TOS Crew Review: Peterson Directed Handwriting

As a member of the TOS Homeschool Crew, I volunteered to review the Peterson Directed Handwriting program. I was given several e-products to use with my children.

Peterson Directed Handwriting is a method and materials for teaching fluent print and cursive handwriting skills. The method calls for movement-based instruction with the goal of achieving fluency in writing.

Students will "develop a recording in the muscle memory" using the following steps:
  • illustrate and describe
  • write in the air and say
  • finger trace and say
  • write and say
I spent an hour on the phone with this vendor so that he could explain the concept to me and to help me choose which levels and products were appropriate for my kids. The saying part of the process above is very important. If the child stops "saying" as he writes, then he is relying on the visual cues of handwriting rather than a muscle "imprint".
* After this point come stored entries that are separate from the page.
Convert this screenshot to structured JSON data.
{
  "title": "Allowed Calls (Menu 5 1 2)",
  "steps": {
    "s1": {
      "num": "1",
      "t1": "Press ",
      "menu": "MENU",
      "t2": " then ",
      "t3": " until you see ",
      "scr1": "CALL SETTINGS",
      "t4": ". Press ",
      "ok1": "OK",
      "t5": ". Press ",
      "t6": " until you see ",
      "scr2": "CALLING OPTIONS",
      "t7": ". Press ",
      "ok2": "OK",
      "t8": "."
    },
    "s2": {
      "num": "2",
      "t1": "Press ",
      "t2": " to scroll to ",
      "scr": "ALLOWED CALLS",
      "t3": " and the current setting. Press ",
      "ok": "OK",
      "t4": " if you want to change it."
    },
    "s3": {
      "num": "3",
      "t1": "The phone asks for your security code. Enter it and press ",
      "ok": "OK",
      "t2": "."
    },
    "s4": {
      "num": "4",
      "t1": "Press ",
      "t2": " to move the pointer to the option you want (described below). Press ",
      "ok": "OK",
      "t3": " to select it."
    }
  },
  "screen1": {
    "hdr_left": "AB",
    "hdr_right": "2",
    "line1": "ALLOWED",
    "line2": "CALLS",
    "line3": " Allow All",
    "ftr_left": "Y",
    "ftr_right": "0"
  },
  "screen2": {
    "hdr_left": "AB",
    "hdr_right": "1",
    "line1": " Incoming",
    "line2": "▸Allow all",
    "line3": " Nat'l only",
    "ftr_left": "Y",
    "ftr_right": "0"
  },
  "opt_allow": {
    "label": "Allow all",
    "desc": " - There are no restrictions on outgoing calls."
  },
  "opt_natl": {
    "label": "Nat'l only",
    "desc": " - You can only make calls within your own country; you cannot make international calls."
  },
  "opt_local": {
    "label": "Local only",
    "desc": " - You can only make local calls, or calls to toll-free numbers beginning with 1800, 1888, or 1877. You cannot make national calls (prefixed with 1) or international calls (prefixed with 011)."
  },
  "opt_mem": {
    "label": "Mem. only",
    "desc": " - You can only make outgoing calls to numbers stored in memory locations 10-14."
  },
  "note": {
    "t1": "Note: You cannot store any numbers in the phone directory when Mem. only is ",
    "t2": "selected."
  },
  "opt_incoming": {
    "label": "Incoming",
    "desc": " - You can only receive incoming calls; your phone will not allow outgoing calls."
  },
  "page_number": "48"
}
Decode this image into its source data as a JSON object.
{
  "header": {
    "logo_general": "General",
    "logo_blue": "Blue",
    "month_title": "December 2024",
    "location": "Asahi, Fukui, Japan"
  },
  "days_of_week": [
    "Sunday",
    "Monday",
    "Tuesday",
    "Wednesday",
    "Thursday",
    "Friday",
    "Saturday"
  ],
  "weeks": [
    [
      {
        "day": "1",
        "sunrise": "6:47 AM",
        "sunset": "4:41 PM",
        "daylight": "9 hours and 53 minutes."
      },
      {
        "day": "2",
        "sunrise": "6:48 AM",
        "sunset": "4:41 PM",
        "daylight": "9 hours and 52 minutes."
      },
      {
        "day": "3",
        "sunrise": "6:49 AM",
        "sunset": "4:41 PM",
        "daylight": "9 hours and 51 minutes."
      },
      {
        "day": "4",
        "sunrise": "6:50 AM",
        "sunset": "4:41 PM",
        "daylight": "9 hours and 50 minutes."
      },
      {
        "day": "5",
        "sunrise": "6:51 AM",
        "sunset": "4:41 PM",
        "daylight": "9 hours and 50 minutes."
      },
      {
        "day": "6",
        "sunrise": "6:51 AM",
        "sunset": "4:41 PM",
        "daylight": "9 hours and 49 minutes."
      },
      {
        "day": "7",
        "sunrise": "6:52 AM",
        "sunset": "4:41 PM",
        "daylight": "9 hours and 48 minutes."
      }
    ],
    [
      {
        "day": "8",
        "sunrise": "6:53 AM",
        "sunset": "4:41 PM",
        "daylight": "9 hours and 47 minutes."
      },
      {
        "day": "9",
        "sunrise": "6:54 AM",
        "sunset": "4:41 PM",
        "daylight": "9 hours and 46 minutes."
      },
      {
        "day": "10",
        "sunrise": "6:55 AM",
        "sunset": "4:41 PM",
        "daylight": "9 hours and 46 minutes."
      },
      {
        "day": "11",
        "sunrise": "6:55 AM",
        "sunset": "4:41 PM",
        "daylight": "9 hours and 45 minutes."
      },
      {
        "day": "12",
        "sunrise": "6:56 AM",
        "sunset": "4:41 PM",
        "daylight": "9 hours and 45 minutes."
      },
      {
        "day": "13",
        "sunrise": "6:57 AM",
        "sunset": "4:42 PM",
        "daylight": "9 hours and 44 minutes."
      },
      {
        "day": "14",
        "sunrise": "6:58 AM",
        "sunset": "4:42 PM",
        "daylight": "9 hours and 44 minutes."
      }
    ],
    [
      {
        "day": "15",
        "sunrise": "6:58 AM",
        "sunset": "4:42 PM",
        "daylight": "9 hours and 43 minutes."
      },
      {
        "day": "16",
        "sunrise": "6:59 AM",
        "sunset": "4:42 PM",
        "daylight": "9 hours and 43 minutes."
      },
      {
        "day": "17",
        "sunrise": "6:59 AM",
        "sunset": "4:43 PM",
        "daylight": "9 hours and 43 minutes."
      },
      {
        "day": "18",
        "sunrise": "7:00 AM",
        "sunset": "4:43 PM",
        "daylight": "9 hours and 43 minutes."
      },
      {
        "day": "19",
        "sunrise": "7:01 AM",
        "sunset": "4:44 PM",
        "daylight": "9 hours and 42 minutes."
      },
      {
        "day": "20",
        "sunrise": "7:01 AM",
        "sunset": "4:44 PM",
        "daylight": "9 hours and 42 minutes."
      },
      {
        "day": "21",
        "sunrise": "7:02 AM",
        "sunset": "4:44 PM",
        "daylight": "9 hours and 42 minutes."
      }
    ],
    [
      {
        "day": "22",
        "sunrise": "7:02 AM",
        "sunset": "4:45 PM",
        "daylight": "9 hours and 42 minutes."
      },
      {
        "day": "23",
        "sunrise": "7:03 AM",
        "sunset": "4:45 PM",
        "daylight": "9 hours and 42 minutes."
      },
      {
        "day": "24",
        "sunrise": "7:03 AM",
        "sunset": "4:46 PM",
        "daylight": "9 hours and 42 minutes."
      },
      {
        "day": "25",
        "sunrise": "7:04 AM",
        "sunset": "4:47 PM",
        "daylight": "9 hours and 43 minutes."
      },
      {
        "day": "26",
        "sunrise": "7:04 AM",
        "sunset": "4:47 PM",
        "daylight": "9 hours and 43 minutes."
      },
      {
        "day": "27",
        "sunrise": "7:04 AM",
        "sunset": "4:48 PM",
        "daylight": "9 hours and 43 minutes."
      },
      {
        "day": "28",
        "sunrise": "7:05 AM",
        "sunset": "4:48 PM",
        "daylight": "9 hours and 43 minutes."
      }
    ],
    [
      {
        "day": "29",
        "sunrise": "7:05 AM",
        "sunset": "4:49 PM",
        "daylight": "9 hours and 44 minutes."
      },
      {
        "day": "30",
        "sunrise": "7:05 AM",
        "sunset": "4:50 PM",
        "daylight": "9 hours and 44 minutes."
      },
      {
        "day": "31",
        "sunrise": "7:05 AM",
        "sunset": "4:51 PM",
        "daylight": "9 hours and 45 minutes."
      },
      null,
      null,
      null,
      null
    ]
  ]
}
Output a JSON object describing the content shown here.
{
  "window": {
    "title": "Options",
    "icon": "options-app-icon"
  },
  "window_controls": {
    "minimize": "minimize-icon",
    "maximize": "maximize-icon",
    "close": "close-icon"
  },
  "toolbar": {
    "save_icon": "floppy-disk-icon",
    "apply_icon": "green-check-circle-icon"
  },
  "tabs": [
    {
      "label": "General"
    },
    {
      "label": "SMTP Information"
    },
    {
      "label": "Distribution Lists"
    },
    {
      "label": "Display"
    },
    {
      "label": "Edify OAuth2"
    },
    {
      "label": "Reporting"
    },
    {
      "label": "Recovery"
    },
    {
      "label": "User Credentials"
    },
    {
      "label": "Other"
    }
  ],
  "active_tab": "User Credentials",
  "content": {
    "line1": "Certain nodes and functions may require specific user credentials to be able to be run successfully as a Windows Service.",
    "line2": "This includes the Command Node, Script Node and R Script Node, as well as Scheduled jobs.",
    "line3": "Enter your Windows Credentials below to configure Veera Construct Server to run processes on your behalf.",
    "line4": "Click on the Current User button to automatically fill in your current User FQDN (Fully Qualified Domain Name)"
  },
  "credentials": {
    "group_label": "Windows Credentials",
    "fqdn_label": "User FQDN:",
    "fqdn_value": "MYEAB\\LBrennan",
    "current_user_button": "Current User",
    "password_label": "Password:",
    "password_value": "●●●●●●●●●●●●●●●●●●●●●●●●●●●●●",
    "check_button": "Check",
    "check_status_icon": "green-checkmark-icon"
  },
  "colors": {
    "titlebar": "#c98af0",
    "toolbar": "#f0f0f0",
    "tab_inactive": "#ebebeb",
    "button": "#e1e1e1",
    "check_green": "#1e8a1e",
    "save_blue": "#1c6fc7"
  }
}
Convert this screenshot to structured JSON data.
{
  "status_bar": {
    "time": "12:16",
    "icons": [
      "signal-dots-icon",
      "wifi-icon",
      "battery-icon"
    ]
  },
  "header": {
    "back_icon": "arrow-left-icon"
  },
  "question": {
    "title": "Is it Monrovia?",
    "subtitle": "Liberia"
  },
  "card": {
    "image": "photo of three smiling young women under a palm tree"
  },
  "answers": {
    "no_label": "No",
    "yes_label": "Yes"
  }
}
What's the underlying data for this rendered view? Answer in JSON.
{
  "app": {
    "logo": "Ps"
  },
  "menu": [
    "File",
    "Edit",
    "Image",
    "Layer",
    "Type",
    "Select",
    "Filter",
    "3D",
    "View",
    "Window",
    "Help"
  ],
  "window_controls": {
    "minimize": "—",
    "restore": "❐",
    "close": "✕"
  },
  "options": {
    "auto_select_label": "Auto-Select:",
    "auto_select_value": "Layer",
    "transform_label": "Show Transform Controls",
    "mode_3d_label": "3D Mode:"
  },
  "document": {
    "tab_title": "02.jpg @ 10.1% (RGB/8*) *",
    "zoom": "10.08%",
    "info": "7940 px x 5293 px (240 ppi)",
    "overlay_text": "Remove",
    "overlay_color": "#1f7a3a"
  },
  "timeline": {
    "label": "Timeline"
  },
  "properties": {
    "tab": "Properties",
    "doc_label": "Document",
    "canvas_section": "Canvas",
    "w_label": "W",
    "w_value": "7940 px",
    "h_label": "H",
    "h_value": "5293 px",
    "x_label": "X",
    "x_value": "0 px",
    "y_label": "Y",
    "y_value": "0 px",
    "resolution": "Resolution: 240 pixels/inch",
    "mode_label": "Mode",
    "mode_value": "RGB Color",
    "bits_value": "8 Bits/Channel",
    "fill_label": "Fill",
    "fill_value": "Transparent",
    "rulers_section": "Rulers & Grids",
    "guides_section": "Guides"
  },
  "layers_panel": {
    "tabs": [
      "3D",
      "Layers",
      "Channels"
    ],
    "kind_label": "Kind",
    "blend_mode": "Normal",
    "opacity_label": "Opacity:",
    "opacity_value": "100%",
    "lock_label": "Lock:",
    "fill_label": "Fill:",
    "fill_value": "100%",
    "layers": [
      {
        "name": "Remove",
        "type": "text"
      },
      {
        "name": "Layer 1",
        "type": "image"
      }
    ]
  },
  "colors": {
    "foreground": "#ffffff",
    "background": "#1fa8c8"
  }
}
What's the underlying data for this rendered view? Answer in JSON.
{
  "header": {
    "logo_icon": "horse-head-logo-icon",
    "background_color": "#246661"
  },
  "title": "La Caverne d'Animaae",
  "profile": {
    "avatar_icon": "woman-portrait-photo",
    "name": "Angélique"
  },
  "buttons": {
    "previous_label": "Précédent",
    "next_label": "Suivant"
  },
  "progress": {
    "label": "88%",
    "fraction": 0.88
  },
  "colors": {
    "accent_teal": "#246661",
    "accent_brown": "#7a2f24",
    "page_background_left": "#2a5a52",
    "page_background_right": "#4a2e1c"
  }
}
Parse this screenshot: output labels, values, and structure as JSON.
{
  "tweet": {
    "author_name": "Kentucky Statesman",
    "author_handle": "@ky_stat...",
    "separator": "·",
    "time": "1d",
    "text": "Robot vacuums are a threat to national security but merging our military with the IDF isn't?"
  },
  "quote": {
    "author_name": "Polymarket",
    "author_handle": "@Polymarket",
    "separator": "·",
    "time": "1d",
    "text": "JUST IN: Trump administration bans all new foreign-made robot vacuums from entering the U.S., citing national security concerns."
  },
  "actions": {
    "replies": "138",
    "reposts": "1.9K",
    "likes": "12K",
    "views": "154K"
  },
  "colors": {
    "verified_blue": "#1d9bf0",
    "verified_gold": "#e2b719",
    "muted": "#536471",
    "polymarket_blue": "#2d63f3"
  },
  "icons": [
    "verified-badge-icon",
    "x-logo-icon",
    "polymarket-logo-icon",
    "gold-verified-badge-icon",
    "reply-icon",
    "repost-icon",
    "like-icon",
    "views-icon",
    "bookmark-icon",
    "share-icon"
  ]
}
Just by talking with the vendor I was able to learn how my children should be approaching their paper and it was most helpful to me to learn about my leftie. I7 is our only leftie and though he is a left hander, he approaches writing as a right-hander.

I have both the Cursive and Manuscript programs so use with my older and younger kids. The cost for the program is $29.95 for Cursive Step 4.

This program can help if you have a student struggling to put words on a page. Learning to write fluently will reduce frustration because he will no longer have to wrestle with the mechanics for writing on paper, instead using his time better by concentrating on the content of whatever he is writing.

This is a fantastic tool if you find yourself with a reluctant writer because she is encumbered with the writing itself. I also learned a great deal about working with my left-hander and how to change the pencil grip if you have any kids who hold a pencil improperly.

Each of my kids has a little idiosyncrasies when it comes to handwriting. I think using this method will help even my older kids to be more fluent. The question is, is it worth it to put in that extra ten minutes a day to correct this problem. I'm still on the fence about that, but the vendor says you'll see a difference in about 3 weeks.

It's worth it just to get in on an information session if you have an emerging writer. I'll update you on how the pencil grip and adventures with Mr. Leftie just as soon as I can.